Underneath it’s exactly the same though.

When you want to print text to the console, you have to construct a value saying specifically what you want to print, using a helper function. Reverting to a Python-esque syntax:

putStrLn("Hello, world!")

That function doesn’t actually print anything though: it just creates an IO value wrapping the request. You have to bind that value to perform the action.

A program with multiple actions ends up as a series of nested functions:

putStrLn("What's your name?").bind(lambda _:
getLine.bind(lambda name:
putStrLn("Hello " + name).bind(lambda _:
... rest of program goes here ...
)
)
)

That’s where the syntactic sugar really helps, but the messy form above shows what’s really going on.

Other uses of monads

Given that f(v) is direct function application, then you can think of v.bind(f) as indirect function application. It does use f and v, but depending on how the bind function is written, it could also do any of the following:

  • Pre-processing: preparing the value to be passed as an argument to f
  • Post-processing: taking the return value from f and performing additional computation, such as combining it with the initial value of v, before returning the final answer
  • Conditional behaviour: deciding whether or not to call the function f, or calling it multiple times with different arguments and combining the results.

This makes it a flexible building block. Examples of other monads include:

  • the State monad (wrapping a value which is modified and carried forward between successive invocations of bind)
  • the Maybe monad (wrapping a value which may be present or absent, and skipping computation if it is absent)

Further reading

If you want to see the nuts and bolts of exactly how I/O is performed using monads, see part 5 of my series.

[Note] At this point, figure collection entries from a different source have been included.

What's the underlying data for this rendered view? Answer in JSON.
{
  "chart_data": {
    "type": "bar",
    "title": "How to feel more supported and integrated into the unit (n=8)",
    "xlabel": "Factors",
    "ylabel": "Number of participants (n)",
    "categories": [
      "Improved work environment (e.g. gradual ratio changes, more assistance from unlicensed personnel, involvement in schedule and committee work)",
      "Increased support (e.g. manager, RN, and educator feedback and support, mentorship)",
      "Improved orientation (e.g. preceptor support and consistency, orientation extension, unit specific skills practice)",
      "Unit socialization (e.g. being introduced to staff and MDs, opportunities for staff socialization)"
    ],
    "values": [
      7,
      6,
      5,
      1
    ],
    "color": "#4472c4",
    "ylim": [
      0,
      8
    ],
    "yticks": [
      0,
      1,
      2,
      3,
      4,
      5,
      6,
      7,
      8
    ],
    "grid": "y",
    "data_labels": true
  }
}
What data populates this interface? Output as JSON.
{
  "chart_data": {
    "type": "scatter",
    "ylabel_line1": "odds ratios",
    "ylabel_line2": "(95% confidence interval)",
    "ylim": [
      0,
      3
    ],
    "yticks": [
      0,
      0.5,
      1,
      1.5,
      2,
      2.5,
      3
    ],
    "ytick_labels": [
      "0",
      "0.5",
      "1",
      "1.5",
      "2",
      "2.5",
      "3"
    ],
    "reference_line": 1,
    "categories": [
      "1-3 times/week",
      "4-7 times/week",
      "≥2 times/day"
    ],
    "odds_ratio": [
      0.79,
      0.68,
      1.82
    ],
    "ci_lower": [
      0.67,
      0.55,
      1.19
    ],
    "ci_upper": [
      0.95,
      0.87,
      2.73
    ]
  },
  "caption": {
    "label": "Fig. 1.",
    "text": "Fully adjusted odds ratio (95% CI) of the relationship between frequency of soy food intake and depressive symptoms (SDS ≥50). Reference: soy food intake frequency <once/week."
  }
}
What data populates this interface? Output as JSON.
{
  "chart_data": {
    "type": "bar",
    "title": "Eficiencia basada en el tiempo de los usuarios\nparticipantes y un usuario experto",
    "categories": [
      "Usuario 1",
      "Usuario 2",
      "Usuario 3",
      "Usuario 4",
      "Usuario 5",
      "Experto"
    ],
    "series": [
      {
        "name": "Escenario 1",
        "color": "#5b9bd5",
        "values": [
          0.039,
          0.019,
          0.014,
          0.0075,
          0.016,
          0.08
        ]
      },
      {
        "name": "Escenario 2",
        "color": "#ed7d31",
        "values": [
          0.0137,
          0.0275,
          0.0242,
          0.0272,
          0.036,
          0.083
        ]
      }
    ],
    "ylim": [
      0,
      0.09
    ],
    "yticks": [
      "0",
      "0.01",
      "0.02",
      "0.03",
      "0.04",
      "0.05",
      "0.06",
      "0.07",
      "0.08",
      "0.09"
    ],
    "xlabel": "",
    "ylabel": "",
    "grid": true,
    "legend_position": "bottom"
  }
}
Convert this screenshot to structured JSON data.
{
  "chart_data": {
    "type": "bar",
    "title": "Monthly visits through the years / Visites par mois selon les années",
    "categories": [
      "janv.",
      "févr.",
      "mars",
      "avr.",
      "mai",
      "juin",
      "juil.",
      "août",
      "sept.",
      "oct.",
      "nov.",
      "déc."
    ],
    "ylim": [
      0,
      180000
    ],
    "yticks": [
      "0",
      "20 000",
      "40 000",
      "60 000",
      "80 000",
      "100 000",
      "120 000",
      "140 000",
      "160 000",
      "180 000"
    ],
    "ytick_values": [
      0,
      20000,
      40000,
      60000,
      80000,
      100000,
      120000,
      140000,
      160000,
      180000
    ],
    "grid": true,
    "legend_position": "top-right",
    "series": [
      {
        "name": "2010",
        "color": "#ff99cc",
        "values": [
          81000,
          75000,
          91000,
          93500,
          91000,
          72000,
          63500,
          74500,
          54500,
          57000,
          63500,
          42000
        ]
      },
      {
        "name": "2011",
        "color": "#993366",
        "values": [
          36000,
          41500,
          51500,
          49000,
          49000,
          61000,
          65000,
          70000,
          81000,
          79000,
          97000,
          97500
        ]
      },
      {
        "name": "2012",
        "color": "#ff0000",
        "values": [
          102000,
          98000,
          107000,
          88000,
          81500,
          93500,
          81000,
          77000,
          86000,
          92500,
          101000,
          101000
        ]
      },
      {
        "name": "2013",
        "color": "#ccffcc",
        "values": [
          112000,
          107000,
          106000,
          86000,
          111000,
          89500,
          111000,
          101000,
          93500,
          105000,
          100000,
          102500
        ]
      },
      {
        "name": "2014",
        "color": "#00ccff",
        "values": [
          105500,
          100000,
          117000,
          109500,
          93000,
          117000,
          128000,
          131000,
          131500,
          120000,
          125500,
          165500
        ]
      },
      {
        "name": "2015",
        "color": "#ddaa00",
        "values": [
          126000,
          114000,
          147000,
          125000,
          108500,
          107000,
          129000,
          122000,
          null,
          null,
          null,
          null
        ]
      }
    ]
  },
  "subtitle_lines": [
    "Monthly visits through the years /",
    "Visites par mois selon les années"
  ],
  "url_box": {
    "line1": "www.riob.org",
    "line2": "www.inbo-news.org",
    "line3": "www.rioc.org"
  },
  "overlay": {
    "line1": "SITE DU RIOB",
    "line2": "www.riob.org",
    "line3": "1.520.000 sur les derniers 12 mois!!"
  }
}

If you want to know more about the structure of a monad and the rules it must follow, see part 4. It also goes into some more detail around the Maybe monad, and has links to other recommended reading.

¹I could have written g(f) but it’s not that useful. g would have to apply f to a hard-coded static argument, say 0; or return another function value.

²One of the laws that a monad must follow is unit(x).bind(f) is the same as f(x). Another is that v.bind(unit) is the same as v. Finally there’s an associativity rule. These are mathematical properties of a monad that you can rely on, in a similar sense that x+0 and 0+x are always x for addition.